Wellness Gardens Providing Students With Connection Over the Summer Months

Wellness Gardens have been built at various Wellington Catholic District School Board sites, thanks to the hard work of our Student Mental Health Services team and our Healthy Active Living Resource Teacher, Peter Glaab.

St. Peter Catholic School, St. Ignatius of Loyola Catholic School, and Holy Trinity Catholic School are now homes to the inaugural Wellness Gardens.

“This year, to support our students with their mental health and well-being over the summer months, we planned Wellness Gardens at three different locations. We wanted to support our students in a way that provided in person mental health support, promoted peer connections, that followed COVID-19 protocols, included body movement and was something that research suggests is helpful to reduce stress, anxiety, and depression,” explained Sony Brar Wilmer, Mental Health Lead for Wellington Catholic.

Recognized by School Mental Health Ontario as an exemplary activity to keep students engaged and receiving support over the summer months, each Wellness Garden provides 2 to 3 Mental Health Clinicians, a staff member from the school, community volunteers, and of course all of the tools needed to garden and engage in art-based and nature-based activities.

Being home and generally isolated due to COVID-19 precautions over this past year, the team figured Wellness Gardens would provide an opportunity for students to meet in person and foster positive peer connections, while also building a connection with caring adults in their respective schools and from the school board. The Wellness Gardens allow for the mental health team to deliver mental health interventions in person and in a group setting, providing support to 15 students per group in just two hours.
 

A total of sixty students have been able to participate in the Wellness Gardens, visiting the garden for two hours each week. Over the summer students not only visited the gardens, but also had a say in the plants they want to pick, the veggies and fruits they want to grow and the design of the Wellness Garden. Peter Glaab, Healthy Active Living Resource Teacher with Wellington Catholic, has been a significant resource on this project to both students and staff, identifying plants and vegetables that would do best in each area. Once the food has grown and is harvested, students are able to take it home to share with their friends and families. Providing the dual purpose of caring and being cared for, the gardens provide a fantastic platform for mental health interventions during these sessions.

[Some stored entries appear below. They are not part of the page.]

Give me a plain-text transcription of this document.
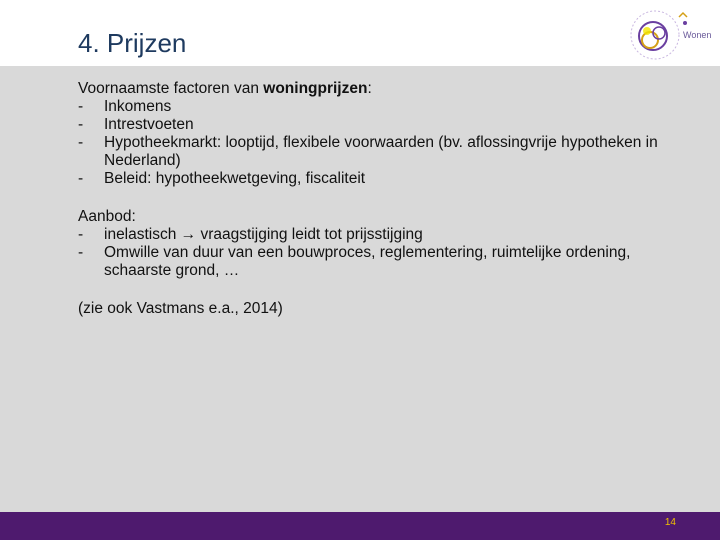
4. Prijzen	Wonen

Voornaamste factoren van woningprijzen:

-	Inkomens
-	Intrestvoeten
-	Hypotheekmarkt: looptijd, flexibele voorwaarden (bv. aflossingvrije hypotheken in Nederland)
-	Beleid: hypotheekwetgeving, fiscaliteit

Aanbod:

-	inelastisch → vraagstijging leidt tot prijsstijging
-	Omwille van duur van een bouwproces, reglementering, ruimtelijke ordening, schaarste grond, …

(zie ook Vastmans e.a., 2014)

14
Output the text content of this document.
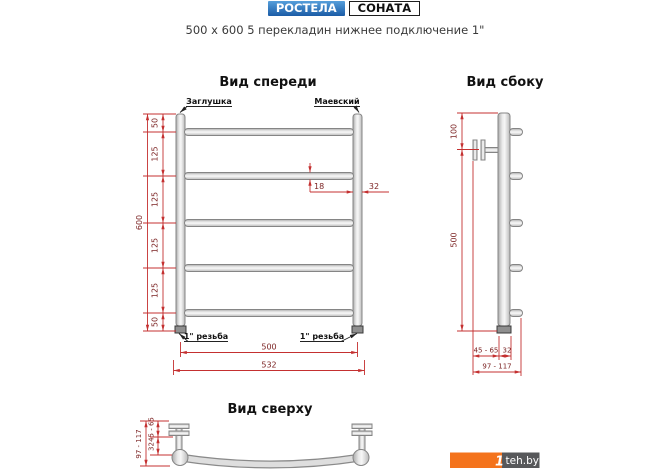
РОСТЕЛА	СОНАТА
500 x 600 5 перекладин нижнее подключение 1"
Вид спереди
Заглушка	Маевский
50
125
125
125
125
50
600
18	32
1" резьба	1" резьба
500
532
Вид сбоку
100
500
45 - 65 32
97 - 117
Вид сверху
45 - 65
32
97 - 117
1 teh.by
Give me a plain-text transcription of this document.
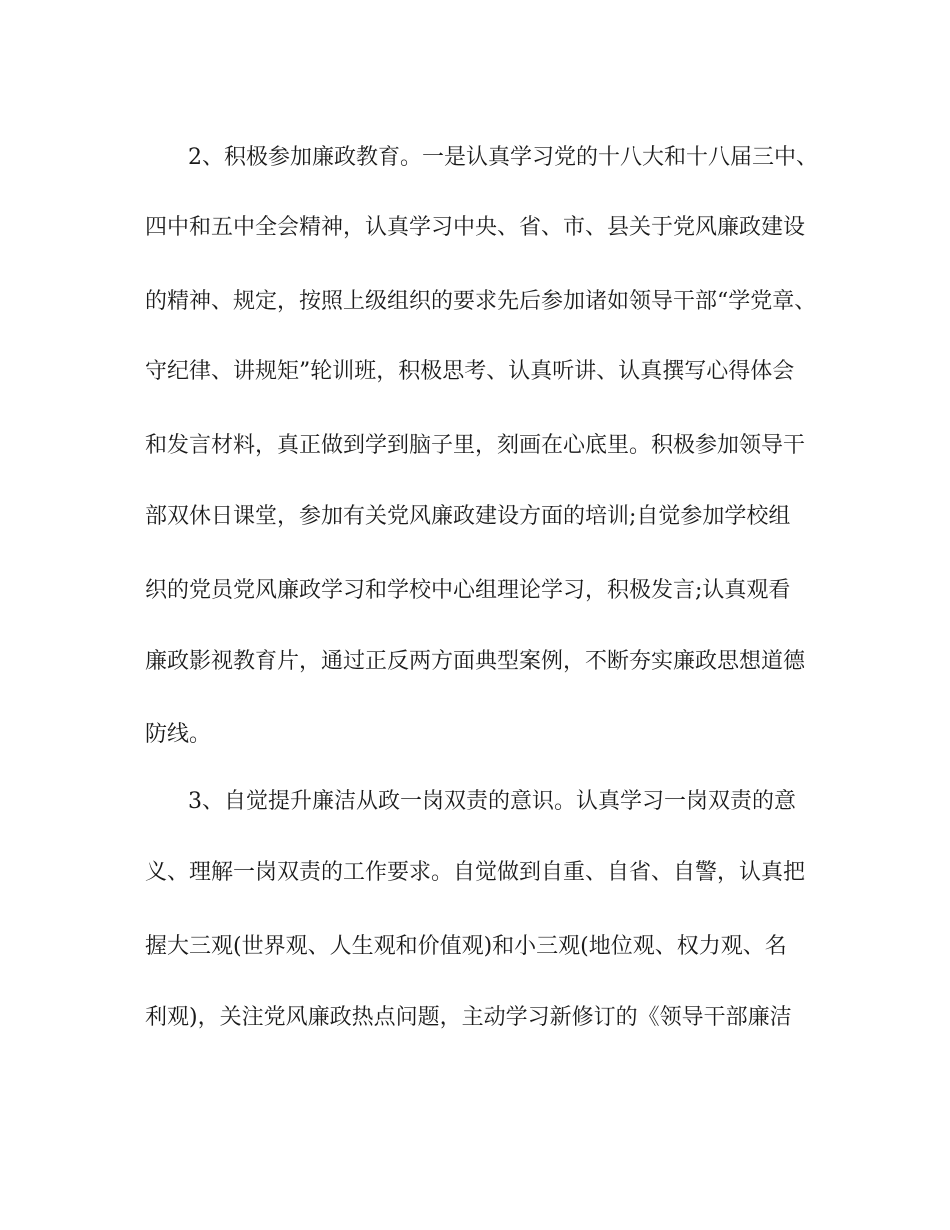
2、积极参加廉政教育。一是认真学习党的十八大和十八届三中、

四中和五中全会精神，认真学习中央、省、市、县关于党风廉政建设

的精神、规定，按照上级组织的要求先后参加诸如领导干部“学党章、

守纪律、讲规矩”轮训班，积极思考、认真听讲、认真撰写心得体会

和发言材料，真正做到学到脑子里，刻画在心底里。积极参加领导干

部双休日课堂，参加有关党风廉政建设方面的培训;自觉参加学校组

织的党员党风廉政学习和学校中心组理论学习，积极发言;认真观看

廉政影视教育片，通过正反两方面典型案例，不断夯实廉政思想道德

防线。

3、自觉提升廉洁从政一岗双责的意识。认真学习一岗双责的意

义、理解一岗双责的工作要求。自觉做到自重、自省、自警，认真把

握大三观(世界观、人生观和价值观)和小三观(地位观、权力观、名

利观)，关注党风廉政热点问题，主动学习新修订的《领导干部廉洁
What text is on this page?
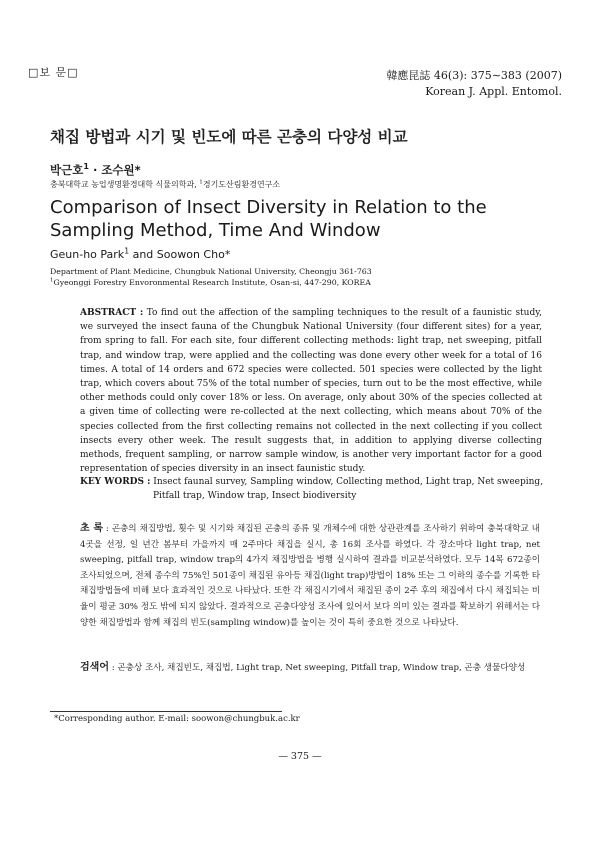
□보 문□	韓應昆誌 46(3): 375∼383 (2007)
Korean J. Appl. Entomol.
채집 방법과 시기 및 빈도에 따른 곤충의 다양성 비교
박근호$^1$ · 조수원*
충북대학교 농업생명환경대학 식물의학과, $^1$경기도산림환경연구소
Comparison of Insect Diversity in Relation to the Sampling Method, Time And Window
Geun-ho Park$^1$ and Soowon Cho*
Department of Plant Medicine, Chungbuk National University, Cheongju 361-763
$^1$Gyeonggi Forestry Envoronmental Research Institute, Osan-si, 447-290, KOREA
ABSTRACT : To find out the affection of the sampling techniques to the result of a faunistic study, we surveyed the insect fauna of the Chungbuk National University (four different sites) for a year, from spring to fall. For each site, four different collecting methods: light trap, net sweeping, pitfall trap, and window trap, were applied and the collecting was done every other week for a total of 16 times. A total of 14 orders and 672 species were collected. 501 species were collected by the light trap, which covers about 75% of the total number of species, turn out to be the most effective, while other methods could only cover 18% or less. On average, only about 30% of the species collected at a given time of collecting were re-collected at the next collecting, which means about 70% of the species collected from the first collecting remains not collected in the next collecting if you collect insects every other week. The result suggests that, in addition to applying diverse collecting methods, frequent sampling, or narrow sample window, is another very important factor for a good representation of species diversity in an insect faunistic study.
KEY WORDS : Insect faunal survey, Sampling window, Collecting method, Light trap, Net sweeping,
Pitfall trap, Window trap, Insect biodiversity
초 록 : 곤충의 채집방법, 횟수 및 시기와 채집된 곤충의 종류 및 개체수에 대한 상관관계를 조사하기 위하여 충북대학교 내 4곳을 선정, 일 년간 봄부터 가을까지 매 2주마다 채집을 실시, 총 16회 조사를 하였다. 각 장소마다 light trap, net sweeping, pitfall trap, window trap의 4가지 채집방법을 병행 실시하여 결과를 비교분석하였다. 모두 14목 672종이 조사되었으며, 전체 종수의 75%인 501종이 채집된 유아등 채집(light trap)방법이 18% 또는 그 이하의 종수를 기록한 타 채집방법들에 비해 보다 효과적인 것으로 나타났다. 또한 각 채집시기에서 채집된 종이 2주 후의 채집에서 다시 채집되는 비율이 평균 30% 정도 밖에 되지 않았다. 결과적으로 곤충다양성 조사에 있어서 보다 의미 있는 결과를 확보하기 위해서는 다양한 채집방법과 함께 채집의 빈도(sampling window)를 높이는 것이 특히 중요한 것으로 나타났다.
검색어 : 곤충상 조사, 채집빈도, 채집법, Light trap, Net sweeping, Pitfall trap, Window trap, 곤충 생물다양성
*Corresponding author. E-mail: soowon@chungbuk.ac.kr
— 375 —
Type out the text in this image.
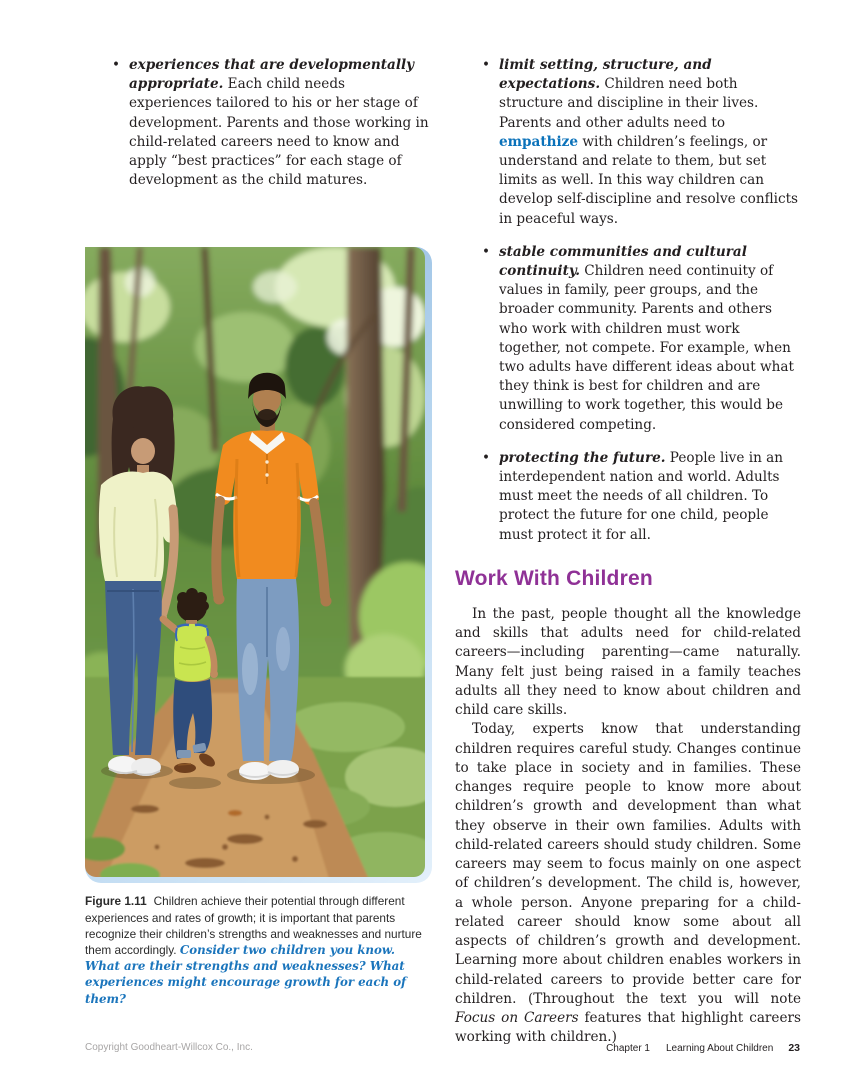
• experiences that are developmentally appropriate. Each child needs experiences tailored to his or her stage of development. Parents and those working in child-related careers need to know and apply “best practices” for each stage of development as the child matures.
Figure 1.11 Children achieve their potential through different experiences and rates of growth; it is important that parents recognize their children’s strengths and weaknesses and nurture them accordingly. Consider two children you know. What are their strengths and weaknesses? What experiences might encourage growth for each of them?
• limit setting, structure, and expectations. Children need both structure and discipline in their lives. Parents and other adults need to empathize with children’s feelings, or understand and relate to them, but set limits as well. In this way children can develop self-discipline and resolve conflicts in peaceful ways.
• stable communities and cultural continuity. Children need continuity of values in family, peer groups, and the broader community. Parents and others who work with children must work together, not compete. For example, when two adults have different ideas about what they think is best for children and are unwilling to work together, this would be considered competing.
• protecting the future. People live in an interdependent nation and world. Adults must meet the needs of all children. To protect the future for one child, people must protect it for all.
Work With Children

In the past, people thought all the knowledge and skills that adults need for child-related careers—including parenting—came naturally. Many felt just being raised in a family teaches adults all they need to know about children and child care skills.

Today, experts know that understanding children requires careful study. Changes continue to take place in society and in families. These changes require people to know more about children’s growth and development than what they observe in their own families. Adults with child-related careers should study children. Some careers may seem to focus mainly on one aspect of children’s development. The child is, however, a whole person. Anyone preparing for a child-related career should know some about all aspects of children’s growth and development. Learning more about children enables workers in child-related careers to provide better care for children. (Throughout the text you will note Focus on Careers features that highlight careers working with children.)

Copyright Goodheart-Willcox Co., Inc.	Chapter 1 Learning About Children 23
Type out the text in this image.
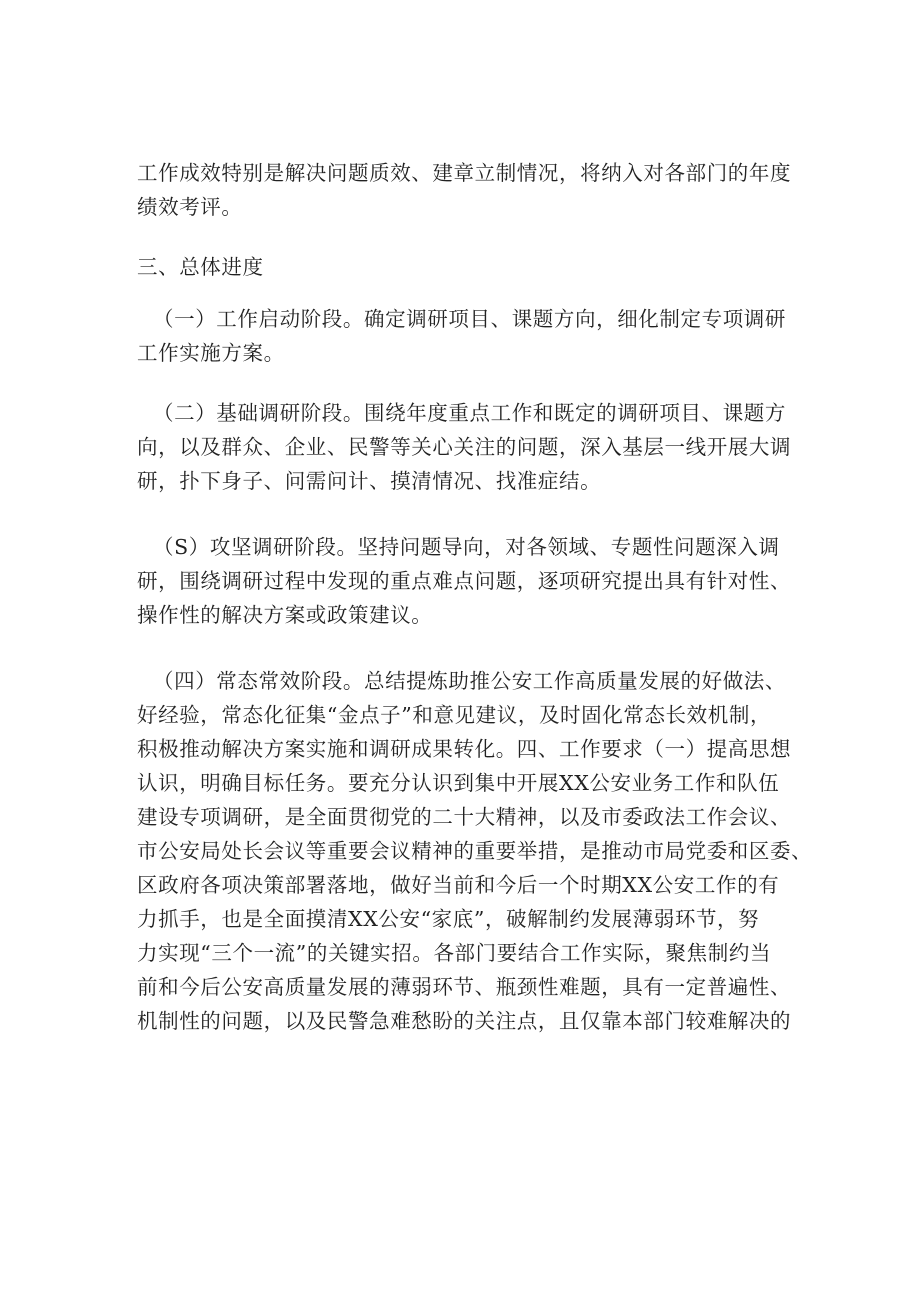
工作成效特别是解决问题质效、建章立制情况，将纳入对各部门的年度
绩效考评。
三、总体进度
（一）工作启动阶段。确定调研项目、课题方向，细化制定专项调研
工作实施方案。
（二）基础调研阶段。围绕年度重点工作和既定的调研项目、课题方
向，以及群众、企业、民警等关心关注的问题，深入基层一线开展大调
研，扑下身子、问需问计、摸清情况、找准症结。
（S）攻坚调研阶段。坚持问题导向，对各领域、专题性问题深入调
研，围绕调研过程中发现的重点难点问题，逐项研究提出具有针对性、
操作性的解决方案或政策建议。
（四）常态常效阶段。总结提炼助推公安工作高质量发展的好做法、
好经验，常态化征集“金点子”和意见建议，及时固化常态长效机制，
积极推动解决方案实施和调研成果转化。四、工作要求（一）提高思想
认识，明确目标任务。要充分认识到集中开展XX公安业务工作和队伍
建设专项调研，是全面贯彻党的二十大精神，以及市委政法工作会议、
市公安局处长会议等重要会议精神的重要举措，是推动市局党委和区委、
区政府各项决策部署落地，做好当前和今后一个时期XX公安工作的有
力抓手，也是全面摸清XX公安“家底”，破解制约发展薄弱环节，努
力实现“三个一流”的关键实招。各部门要结合工作实际，聚焦制约当
前和今后公安高质量发展的薄弱环节、瓶颈性难题，具有一定普遍性、
机制性的问题，以及民警急难愁盼的关注点，且仅靠本部门较难解决的
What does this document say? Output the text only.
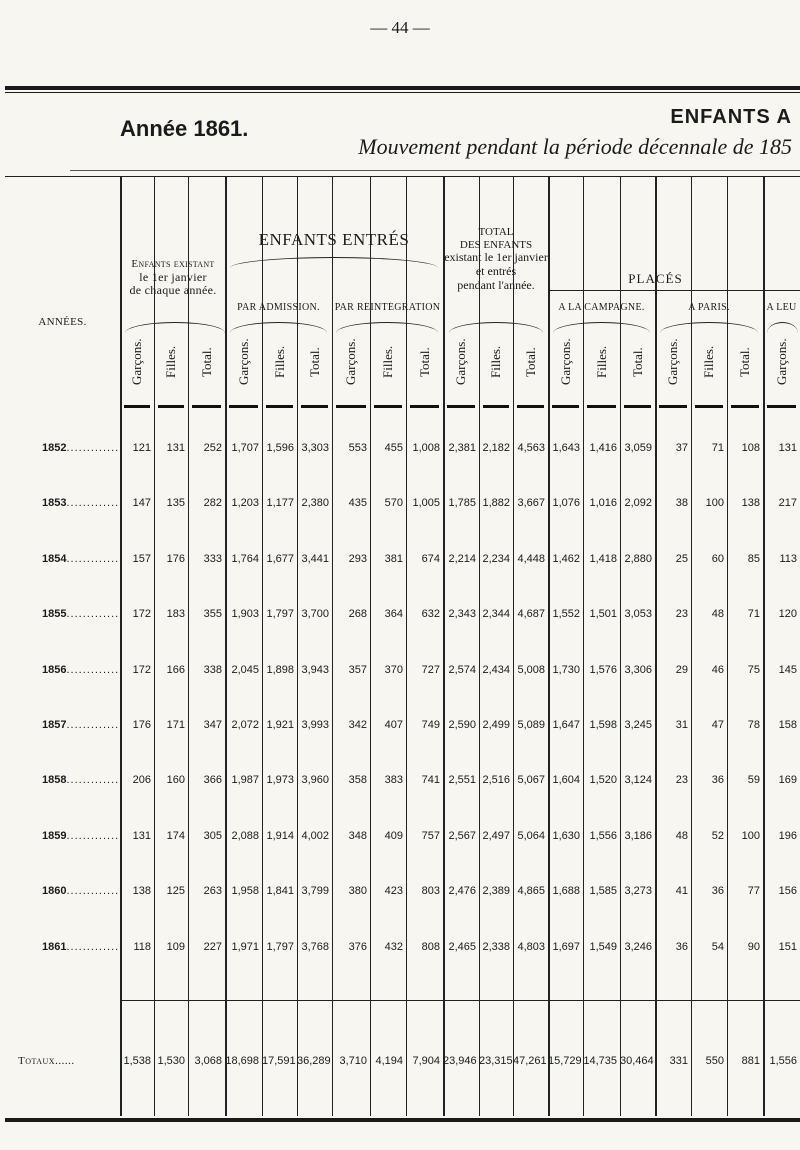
— 44 —
Année 1861.	ENFANTS A
Mouvement pendant la période décennale de 185
Enfants existant
le 1er janvier
de chaque année.
ENFANTS ENTRÉS
PAR ADMISSION.	PAR RÉINTÉGRATION
TOTAL
DES ENFANTS
existant le 1er janvier
et entrés
pendant l'année.	PLACÉS
A LA CAMPAGNE.	A PARIS.	A LEU
ANNÉES.
Garçons. Filles. Total. Garçons. Filles. Total. Garçons. Filles. Total. Garçons. Filles. Total. Garçons. Filles. Total. Garçons. Filles. Total. Garçons.
1852.............	121	131	252 1,707 1,596 3,303	553	455 1,008 2,381 2,182 4,563 1,643 1,416 3,059	37	71	108	131
1853.............	147	135	282 1,203 1,177 2,380	435	570 1,005 1,785 1,882 3,667 1,076 1,016 2,092	38	100	138	217
1854.............	157	176	333 1,764 1,677 3,441	293	381	674 2,214 2,234 4,448 1,462 1,418 2,880	25	60	85	113
1855.............	172	183	355 1,903 1,797 3,700	268	364	632 2,343 2,344 4,687 1,552 1,501 3,053	23	48	71	120
1856.............	172	166	338 2,045 1,898 3,943	357	370	727 2,574 2,434 5,008 1,730 1,576 3,306	29	46	75	145
1857.............	176	171	347 2,072 1,921 3,993	342	407	749 2,590 2,499 5,089 1,647 1,598 3,245	31	47	78	158
1858.............	206	160	366 1,987 1,973 3,960	358	383	741 2,551 2,516 5,067 1,604 1,520 3,124	23	36	59	169
1859.............	131	174	305 2,088 1,914 4,002	348	409	757 2,567 2,497 5,064 1,630 1,556 3,186	48	52	100	196
1860.............	138	125	263 1,958 1,841 3,799	380	423	803 2,476 2,389 4,865 1,688 1,585 3,273	41	36	77	156
1861.............	118	109	227 1,971 1,797 3,768	376	432	808 2,465 2,338 4,803 1,697 1,549 3,246	36	54	90	151
Totaux......	1,538 1,530 3,068 18,698 17,591 36,289 3,710 4,194 7,904 23,946 23,315 47,261 15,729 14,735 30,464	331	550	881 1,556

“This has really been one of those scenarios of if you build it, they will come; it certainly has taken extensive planning but the more we planned, the more interest we generated,” Brar Wilmer said. “The one week they explored what “bugs them” and bugs in the garden, which essentially looks at triggers, some bugs are just annoying but not harmful, and some can be a shock to the plants system. Once they identified the intrusive or invasive bugs, they looked at ways to nurture the plant to help it grow- and this explored more of the healthy coping that can be used to care for themselves. The gentle and kind ways of caring for ourselves, just as we nurture these plants, how we can also nurture ourselves.”

And the gardens have been welcomed with open arms by both students and their families.

“This has been so helpful and healing for our students” said Brar Wilmer. “When I followed up the with Mental Health Team in July, they reported that students were consistently attending and engaged in each session and parents were reporting that their children were the happiest they have seen them in a very long time.”

While the summer sessions will wrap up at the end of August, Brar Wilmer and her team hope to continue the Wellness Gardens come September and use this as an opportunity to provide support and gentle exposure to the start of the school year.